Most people know this as the fruit salad plant, widely grown as an indoor plant though more likely in commercial spaces because they grow quite large. However, it isn’t completely tender and can be grown outdoors as long as it is free of frost or snow. It puts out aerial roots and climbs without doing damage to the host tree. Some of ours are now maybe 10 metres up, giving a luxuriant, tropical effect. Each leaf is about 70cm across and lengthways.

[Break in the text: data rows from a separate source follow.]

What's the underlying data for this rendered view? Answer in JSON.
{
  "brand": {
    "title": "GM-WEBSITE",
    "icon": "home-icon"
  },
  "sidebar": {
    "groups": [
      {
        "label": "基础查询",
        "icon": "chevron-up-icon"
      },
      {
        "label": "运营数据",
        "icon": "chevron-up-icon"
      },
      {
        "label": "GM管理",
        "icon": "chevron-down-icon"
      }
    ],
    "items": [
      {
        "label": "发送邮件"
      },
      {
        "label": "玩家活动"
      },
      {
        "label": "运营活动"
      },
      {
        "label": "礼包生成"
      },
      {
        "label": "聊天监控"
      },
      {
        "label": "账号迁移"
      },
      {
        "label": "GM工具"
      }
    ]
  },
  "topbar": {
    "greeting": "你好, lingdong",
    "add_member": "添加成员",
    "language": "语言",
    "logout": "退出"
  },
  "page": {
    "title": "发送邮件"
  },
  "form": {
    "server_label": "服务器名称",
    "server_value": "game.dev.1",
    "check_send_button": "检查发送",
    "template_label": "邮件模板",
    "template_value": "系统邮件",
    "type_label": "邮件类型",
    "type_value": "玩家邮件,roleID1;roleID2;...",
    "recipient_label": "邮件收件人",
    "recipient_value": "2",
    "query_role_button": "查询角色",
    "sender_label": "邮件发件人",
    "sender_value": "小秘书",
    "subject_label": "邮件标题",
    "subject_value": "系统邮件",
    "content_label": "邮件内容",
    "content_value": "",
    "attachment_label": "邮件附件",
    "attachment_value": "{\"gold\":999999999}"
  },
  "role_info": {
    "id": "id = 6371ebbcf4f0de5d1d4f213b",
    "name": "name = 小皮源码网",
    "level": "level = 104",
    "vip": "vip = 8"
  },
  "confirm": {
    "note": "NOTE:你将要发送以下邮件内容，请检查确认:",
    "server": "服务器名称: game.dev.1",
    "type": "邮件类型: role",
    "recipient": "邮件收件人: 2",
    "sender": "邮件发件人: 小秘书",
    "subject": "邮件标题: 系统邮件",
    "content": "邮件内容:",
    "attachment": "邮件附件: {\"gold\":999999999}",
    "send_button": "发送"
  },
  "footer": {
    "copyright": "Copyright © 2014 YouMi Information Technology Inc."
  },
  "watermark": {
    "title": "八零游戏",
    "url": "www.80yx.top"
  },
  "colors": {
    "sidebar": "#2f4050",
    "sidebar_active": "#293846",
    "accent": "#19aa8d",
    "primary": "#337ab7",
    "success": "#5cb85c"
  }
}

If you look carefully, you can spot the fruit in the photo. There are two green phallic shapes, not to be confused with the unfurling leaf. The fruit is more a curiosity for us than anything else. It takes a year to ripen, at which point the green scales that form the outer casing start to split and peel off, revealing the creamy centre. It is variously described as tasting like a pineapple, jackfruit, mango or banana – in other words, exotic-ish. Because we lack the heat for proper ripening, the natural oxalic acids remain high so the fruit is more akin to eating tropical textured and flavoured fine shards of glass.
Hailing from tropical rain forests of northern South America (Colombia to Mexico), the monstera is a member of the arum family, which is very apparent when you see the hooded creamy flowers. You are most likely to find small monstera plants in the house plant section or if you know of someone with one, a length of stem with some aerial roots will grow away.